Exploring: Data-Aware Orchestration with Apache Airflow Datasets

Introduction

Welcome to “Exploring: Dataset-aware Orchestration”, where we delve into the power of “Airflow Datasets”. In this post, I invite you to my journey throughout a development-need, and the expansive scope, that led to the following article.

Scope

At one of the largest companies in Belgium, there arose a need to integrate data from various sources, including databases, XML files, GEO data, and more. These datasets were dispersed across different systems, requiring collaboration among teams to adopt a data mesh approach, consolidating data into a PostgreSQL database. As a member of this team, I was tasked with extracting data from two ERP systems stored on separate SAP HANA databases.

Recognizing the necessity for an orchestration tool, we chose “Apache Airflow” for its versatility. After initial brainstorming, we identified the need for a clear flow of different jobs, leading us to adopt “Data-aware Orchestration” with “Airflow Datasets.”

Development process

The development process is still in its initial phase, focusing on extracting data from various source systems into a source-aligned data product. This article primarily concentrates on one of the ERP systems involved in the project. The four tables I extracted had the following record counts at the time of writing:

– Table 1: 3.099.596

– Table 2: 2.765.956

– Table 3: 6.319.547

– Table 4: 805.159

Given the volume of records, we faced challenges during data loading. To address this, we decided to load data in chunks based on a provided chunk size and total record count. However, this approach presented additional challenges as chunks varied during data loading, risking duplicated or incomplete datasets.

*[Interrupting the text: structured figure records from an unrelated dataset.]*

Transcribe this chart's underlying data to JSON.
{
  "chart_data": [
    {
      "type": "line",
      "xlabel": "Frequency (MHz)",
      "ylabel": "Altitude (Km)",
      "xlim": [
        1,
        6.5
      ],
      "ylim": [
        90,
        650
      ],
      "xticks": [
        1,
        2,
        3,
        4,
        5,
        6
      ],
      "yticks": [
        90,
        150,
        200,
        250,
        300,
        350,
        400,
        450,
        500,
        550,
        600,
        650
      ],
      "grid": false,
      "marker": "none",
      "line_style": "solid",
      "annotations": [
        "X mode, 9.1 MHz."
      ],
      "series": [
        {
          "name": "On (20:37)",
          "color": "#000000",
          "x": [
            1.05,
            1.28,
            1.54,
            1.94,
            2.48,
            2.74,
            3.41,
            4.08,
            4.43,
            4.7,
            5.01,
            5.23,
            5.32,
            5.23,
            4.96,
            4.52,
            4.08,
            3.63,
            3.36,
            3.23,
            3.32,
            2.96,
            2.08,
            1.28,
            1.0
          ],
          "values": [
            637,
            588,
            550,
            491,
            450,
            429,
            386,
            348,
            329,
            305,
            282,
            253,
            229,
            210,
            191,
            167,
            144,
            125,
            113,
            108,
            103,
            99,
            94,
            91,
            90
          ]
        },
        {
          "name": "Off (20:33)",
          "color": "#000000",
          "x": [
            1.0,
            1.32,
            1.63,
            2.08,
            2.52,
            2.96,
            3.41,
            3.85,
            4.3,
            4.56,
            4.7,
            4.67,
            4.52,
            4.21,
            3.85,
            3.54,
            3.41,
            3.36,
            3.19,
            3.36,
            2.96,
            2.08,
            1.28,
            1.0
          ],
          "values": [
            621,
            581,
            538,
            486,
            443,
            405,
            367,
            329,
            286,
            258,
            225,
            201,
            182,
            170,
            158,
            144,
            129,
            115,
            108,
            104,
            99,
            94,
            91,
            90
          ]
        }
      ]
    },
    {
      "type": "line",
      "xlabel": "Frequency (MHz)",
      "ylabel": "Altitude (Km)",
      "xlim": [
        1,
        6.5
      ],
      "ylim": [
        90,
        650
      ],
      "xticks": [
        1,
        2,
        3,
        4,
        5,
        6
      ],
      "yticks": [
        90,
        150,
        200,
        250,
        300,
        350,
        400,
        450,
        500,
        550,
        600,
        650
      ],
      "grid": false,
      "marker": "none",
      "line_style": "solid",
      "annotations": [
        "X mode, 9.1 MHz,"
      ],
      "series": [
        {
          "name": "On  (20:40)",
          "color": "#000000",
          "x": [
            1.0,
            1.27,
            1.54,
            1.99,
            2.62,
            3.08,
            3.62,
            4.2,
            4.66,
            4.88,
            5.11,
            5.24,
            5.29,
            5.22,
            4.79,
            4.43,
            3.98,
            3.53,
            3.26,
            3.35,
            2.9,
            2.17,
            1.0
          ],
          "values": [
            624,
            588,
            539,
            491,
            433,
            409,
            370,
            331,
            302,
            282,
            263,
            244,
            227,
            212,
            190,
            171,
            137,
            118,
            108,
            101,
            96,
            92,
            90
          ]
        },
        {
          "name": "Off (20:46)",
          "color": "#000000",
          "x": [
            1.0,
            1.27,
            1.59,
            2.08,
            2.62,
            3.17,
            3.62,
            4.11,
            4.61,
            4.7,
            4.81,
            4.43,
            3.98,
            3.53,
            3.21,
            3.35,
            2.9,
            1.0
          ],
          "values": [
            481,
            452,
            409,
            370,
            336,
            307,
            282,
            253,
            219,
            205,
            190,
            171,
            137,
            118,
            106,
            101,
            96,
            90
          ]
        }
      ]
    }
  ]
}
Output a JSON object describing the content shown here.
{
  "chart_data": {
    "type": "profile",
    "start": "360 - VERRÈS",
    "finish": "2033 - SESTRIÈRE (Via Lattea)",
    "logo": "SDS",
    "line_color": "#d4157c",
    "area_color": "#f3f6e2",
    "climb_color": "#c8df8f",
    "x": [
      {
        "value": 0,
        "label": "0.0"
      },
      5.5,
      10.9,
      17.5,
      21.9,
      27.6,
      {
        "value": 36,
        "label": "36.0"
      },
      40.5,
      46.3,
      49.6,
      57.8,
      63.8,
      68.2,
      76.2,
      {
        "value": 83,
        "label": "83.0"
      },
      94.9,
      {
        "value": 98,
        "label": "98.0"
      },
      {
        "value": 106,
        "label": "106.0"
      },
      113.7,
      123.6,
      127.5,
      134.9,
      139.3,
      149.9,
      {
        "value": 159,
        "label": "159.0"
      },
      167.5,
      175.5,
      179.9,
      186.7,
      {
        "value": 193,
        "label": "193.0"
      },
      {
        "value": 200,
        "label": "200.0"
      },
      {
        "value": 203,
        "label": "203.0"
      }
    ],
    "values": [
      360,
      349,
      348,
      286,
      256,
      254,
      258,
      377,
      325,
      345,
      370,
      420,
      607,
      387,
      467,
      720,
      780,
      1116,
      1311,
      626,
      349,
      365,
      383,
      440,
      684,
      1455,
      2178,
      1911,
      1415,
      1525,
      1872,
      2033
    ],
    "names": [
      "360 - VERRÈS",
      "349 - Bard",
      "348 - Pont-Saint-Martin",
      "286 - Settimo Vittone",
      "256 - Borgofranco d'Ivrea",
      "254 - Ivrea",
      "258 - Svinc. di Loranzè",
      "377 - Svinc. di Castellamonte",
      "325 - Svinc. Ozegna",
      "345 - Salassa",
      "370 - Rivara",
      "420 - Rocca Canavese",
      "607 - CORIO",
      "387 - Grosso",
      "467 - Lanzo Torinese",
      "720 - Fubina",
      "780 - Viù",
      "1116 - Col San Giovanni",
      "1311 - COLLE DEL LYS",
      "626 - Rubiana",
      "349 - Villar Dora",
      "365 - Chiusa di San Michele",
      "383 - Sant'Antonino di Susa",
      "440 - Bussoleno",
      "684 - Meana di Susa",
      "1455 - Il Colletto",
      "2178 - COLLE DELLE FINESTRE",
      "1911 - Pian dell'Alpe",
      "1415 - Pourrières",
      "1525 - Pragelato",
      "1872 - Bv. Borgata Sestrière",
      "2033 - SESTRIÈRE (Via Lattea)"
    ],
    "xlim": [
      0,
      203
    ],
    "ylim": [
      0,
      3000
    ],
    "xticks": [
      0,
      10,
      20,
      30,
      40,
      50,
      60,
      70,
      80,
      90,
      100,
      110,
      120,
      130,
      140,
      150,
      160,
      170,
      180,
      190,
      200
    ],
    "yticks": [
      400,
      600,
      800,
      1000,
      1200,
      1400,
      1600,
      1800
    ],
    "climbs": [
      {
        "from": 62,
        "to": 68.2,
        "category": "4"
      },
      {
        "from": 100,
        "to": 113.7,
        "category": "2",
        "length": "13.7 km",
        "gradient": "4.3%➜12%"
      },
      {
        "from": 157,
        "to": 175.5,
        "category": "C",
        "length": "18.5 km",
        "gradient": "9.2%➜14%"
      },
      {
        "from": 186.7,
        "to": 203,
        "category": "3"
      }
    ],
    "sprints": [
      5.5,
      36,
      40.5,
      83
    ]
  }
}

To mitigate complexity in DAG definitions and troubleshoot difficulties, we opted to, maybe over-, split processes by creating dynamic DAGs. This approach allowed us to reuse configurations and Jinja query definitions, ensuring a manageable workflow.

These considerations led to the following approach in my development, as depicted in the Dataset graph visualization of one table.

Note: The creation of loads is dynamic, and no hard-coded names were used; all were parameterized by configuration files.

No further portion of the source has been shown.